Judgment was rendered in harmony with the findings of the judge. The case is brought here by writ of error.

We quote from the brief:

“The court took into consideration the first account filed by the administrator and allowed by the probate court, from which allowance no appeal had been taken. That is not permissible under the decision of this court in the absence of fraud; i. e., to say fraud in the allowance of the first account and no such fraud has been shown. See Morton v. Johnston, 124 Mich. 561 (83 N. W. 369); Nowland v. Rice’s Estate, 138 Mich. 148 (101 N. W. 214); In re Ward’s Estate, 152 Mich. 240 (116 N. W. 23); In re Corby’s Estate, 154 Mich. 355 (117 N. W. 906).”

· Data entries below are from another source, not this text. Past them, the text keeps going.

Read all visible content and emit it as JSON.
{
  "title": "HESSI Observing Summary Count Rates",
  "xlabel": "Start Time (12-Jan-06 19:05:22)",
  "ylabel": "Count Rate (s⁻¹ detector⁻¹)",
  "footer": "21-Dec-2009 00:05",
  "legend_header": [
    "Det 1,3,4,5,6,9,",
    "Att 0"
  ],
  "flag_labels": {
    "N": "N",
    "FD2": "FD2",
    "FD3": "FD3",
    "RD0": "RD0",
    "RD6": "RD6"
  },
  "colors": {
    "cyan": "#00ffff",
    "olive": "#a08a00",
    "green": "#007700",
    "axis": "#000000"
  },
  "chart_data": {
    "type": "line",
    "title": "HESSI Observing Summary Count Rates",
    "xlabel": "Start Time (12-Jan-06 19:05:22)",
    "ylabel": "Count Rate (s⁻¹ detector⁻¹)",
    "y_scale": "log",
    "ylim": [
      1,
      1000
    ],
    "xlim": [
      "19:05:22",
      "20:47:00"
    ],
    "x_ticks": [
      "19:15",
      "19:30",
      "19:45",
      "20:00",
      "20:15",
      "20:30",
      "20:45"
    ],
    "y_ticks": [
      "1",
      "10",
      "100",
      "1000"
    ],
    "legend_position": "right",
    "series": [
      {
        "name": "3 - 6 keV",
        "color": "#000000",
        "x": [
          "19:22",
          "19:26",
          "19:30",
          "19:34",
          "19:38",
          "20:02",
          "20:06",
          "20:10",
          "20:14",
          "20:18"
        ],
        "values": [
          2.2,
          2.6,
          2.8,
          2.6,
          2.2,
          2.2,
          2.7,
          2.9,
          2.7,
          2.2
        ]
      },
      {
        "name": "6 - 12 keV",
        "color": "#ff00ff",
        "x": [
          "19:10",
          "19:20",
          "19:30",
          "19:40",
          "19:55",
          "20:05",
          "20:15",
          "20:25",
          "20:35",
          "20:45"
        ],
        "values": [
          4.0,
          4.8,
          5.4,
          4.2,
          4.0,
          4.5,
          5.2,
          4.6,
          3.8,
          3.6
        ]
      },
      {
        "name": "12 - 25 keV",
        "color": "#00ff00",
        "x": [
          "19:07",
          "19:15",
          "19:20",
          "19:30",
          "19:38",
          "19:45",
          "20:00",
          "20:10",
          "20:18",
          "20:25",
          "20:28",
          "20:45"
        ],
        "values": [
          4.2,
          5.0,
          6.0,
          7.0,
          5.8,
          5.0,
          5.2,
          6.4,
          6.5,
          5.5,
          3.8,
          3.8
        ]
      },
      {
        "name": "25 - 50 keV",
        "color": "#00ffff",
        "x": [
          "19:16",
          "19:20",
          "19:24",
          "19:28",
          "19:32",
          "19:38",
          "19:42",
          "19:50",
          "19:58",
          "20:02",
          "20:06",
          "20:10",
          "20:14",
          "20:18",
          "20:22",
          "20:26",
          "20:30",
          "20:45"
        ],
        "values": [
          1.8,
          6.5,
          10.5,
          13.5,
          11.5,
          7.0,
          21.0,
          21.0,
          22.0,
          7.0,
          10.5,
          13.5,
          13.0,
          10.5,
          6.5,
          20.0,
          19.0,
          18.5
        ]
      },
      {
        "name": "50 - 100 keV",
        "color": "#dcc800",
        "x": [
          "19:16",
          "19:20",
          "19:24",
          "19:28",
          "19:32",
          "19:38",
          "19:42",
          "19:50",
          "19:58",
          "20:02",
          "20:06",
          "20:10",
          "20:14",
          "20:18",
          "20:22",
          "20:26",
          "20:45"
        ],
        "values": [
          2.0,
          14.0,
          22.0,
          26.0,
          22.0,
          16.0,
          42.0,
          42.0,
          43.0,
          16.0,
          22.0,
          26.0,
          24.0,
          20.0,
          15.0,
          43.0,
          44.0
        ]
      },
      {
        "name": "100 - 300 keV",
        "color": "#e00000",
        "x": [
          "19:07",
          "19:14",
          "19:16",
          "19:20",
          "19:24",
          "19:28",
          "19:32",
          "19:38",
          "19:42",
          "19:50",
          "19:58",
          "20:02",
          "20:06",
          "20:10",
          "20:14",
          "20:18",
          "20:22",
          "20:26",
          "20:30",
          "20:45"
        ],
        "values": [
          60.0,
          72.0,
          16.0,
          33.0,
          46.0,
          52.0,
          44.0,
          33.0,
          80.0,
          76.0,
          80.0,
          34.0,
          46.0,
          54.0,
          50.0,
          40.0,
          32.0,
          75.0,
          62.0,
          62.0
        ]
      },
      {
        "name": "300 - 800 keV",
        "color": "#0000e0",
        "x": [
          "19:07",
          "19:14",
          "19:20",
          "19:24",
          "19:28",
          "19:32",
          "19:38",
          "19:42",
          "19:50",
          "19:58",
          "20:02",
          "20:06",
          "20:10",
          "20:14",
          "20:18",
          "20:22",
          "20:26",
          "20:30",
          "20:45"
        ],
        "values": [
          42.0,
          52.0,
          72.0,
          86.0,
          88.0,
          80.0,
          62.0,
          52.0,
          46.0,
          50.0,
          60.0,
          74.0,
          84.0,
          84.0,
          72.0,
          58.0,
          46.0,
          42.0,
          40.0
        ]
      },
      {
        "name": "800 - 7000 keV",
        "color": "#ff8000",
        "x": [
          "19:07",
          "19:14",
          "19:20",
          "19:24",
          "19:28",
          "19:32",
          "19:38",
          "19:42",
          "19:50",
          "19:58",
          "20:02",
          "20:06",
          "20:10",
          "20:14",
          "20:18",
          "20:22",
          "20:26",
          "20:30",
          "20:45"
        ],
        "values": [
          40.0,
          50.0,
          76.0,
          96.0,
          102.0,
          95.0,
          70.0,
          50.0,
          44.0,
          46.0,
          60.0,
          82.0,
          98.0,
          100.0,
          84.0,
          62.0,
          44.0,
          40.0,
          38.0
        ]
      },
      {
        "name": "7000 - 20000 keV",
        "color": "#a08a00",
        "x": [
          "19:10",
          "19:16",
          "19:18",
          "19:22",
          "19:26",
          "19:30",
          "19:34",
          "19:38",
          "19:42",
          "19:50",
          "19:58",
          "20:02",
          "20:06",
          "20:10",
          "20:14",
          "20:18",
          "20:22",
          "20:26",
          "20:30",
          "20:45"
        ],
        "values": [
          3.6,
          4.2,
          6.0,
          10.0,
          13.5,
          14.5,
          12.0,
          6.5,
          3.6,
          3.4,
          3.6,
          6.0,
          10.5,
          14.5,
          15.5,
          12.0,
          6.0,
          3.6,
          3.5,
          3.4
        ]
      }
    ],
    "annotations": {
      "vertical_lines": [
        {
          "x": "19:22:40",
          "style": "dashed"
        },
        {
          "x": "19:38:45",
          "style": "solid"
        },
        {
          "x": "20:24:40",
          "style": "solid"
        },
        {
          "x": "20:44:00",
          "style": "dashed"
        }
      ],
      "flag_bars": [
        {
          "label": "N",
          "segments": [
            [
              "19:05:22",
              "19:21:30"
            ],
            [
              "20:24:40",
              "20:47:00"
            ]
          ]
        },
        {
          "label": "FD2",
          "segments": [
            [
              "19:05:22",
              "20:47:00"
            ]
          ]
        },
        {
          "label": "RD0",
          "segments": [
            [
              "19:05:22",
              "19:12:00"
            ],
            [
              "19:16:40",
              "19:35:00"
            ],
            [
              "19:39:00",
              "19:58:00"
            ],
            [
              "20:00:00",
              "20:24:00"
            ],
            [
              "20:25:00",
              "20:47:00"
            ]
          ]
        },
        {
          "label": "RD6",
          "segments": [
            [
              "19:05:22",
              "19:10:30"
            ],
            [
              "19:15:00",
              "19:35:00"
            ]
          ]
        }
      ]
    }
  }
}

And it is argued that, as the administrator testified to the rendition of the services and their value, there was nothing for the court to do except to allow the account. A reference to the cases cited will show they are not controlling as claimed.

The record shows a strange attitude on the part of the administrator. Instead of collecting and conserving the estate for the benefit of the widow, if there should be one, and such heirs at law as might appear, the firm of which he is a member have been acting from the beginning for some of the heirs at law, and the administrator has seemed to think it ,was part *286of his duty to defend against the claim of the widow or her representatives for such allowances as the statute gave her.

The record shows that this little estate, to say the least, has been very unfortunately managed. Without going into details, an examination of' it shows the court was quite right in saying the administrator had performed no extraordinary services for said estate since the filing of his first account which entitled him to more than the statutory fees.

The judgment is affirmed, with costs to appellee.

Stone, C. J., and Kuhn, Ostrander, Bird, Steere, Brooke, and Person, JX, concurred.